The negative outlook on Spain’s confirmed Baa3 rating reflects Moody’s view that the risks to its baseline scenario are high and skewed to the downside. Risks to the economic outlook in Spain are significant, with repeated downward revisions of the country’s growth forecasts over the past year. Further downward revisions could have significant negative implications for the government’s ability to bring its public finances back onto a sustainable path and reverse its debt trajectory. Moody’s current baseline expectation is a resumption of growth in 2014, based mainly on the expectation of renewed growth in Spain’s core EU markets and hence continued positive export performance. Crucially, Moody’s fiscal forecasts of a gradual reduction in the general government’s budget deficit (to around 4.5% of GDP by 2014) are based on the expectation of a gradual and moderate recovery in economic growth. Should growth appear likely to weaken further still, Moody’s would need to reassess the government’s ability to achieve its fiscal objectives.

In addition, the central government continues to depend on the regional governments to contribute their part of the required fiscal consolidation.
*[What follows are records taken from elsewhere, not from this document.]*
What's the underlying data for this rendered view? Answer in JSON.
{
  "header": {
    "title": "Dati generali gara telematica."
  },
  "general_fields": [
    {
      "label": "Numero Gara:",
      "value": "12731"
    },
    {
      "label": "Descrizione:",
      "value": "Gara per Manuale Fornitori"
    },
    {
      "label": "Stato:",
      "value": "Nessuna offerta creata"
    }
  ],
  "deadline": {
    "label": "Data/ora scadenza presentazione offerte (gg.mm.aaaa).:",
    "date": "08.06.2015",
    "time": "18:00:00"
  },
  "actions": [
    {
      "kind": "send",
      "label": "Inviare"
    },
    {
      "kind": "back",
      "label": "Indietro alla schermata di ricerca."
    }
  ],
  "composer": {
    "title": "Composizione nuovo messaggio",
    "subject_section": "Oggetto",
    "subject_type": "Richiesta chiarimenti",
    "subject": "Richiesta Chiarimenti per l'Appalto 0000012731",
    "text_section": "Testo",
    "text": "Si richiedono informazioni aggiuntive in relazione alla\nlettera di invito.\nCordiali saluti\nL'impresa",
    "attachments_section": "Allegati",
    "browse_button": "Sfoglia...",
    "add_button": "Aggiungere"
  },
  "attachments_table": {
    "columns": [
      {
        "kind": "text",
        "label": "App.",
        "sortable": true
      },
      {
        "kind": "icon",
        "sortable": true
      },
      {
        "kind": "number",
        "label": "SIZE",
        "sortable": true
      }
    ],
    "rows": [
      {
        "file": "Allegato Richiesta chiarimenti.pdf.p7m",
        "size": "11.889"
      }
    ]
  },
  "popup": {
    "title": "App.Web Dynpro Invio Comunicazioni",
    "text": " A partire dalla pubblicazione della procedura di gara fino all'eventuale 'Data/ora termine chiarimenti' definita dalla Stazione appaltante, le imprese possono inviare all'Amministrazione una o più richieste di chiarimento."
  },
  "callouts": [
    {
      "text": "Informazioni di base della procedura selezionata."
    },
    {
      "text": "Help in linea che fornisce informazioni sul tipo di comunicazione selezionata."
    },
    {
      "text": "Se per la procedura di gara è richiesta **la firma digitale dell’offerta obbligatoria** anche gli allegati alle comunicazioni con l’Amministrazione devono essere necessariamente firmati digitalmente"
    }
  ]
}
Despite measures to improve central control over the regions and the regions’ progress with implementing important measures to restrain their spending, Moody’s still expects some slippage from regional-level fiscal targets in aggregate. Should the measures taken prove less effective than intended, Moody’s would reassess the consequences for the central government’s programme.

Moody’s observes that the wider European environment remains fragile. The ECB’s OMT announcement has bought time for the euro area authorities to push forward the broader financial, fiscal and economic reforms that are needed to address the institutional flaws that led to the crisis and to avoid further shocks to the financial system. However, there is significant uncertainty around the limits on the ECB’s willingness to undertake debt purchase operations on a large scale. Moreover, while progress continues to be made, the future path of policy remains very unclear. For example, while the proposed euro-wide banking union is a potentially significant step toward integration of financial regulation, the continued clear tensions between member states have the potential to materially slow down the process. Also, the possible exit of Greece from the euro area remains a risk and further source of contagion.

Overall, Moody’s assessment assumes that the Spanish government will continue to be able to refinance its maturing debt at affordable rates. Should any of the factors listed above lead the rating agency to conclude that the Spanish government had either lost, or was very likely to lose, access to private markets, then Moody’s would need to reassess its debt rating.


Moody’s would downgrade Spain’s rating if its current expectations regarding euro area and ECB support were to fail to materialise, or if the Spanish government failed to implement the necessary fiscal and other reform measures.

In view of the currently negative outlook on Spain’s sovereign rating, no upward rating movement is likely over the short term. However, Moody’s would consider returning the outlook on Spain’s rating to stable if the pace and strength of the country’s economic recovery were to exceed Moody’s current expectations.

The principal methodology used in these ratings was Sovereign Bond Ratings published in September 2008. Please see the Credit Policy page on www.moodys.com for a copy of this methodology.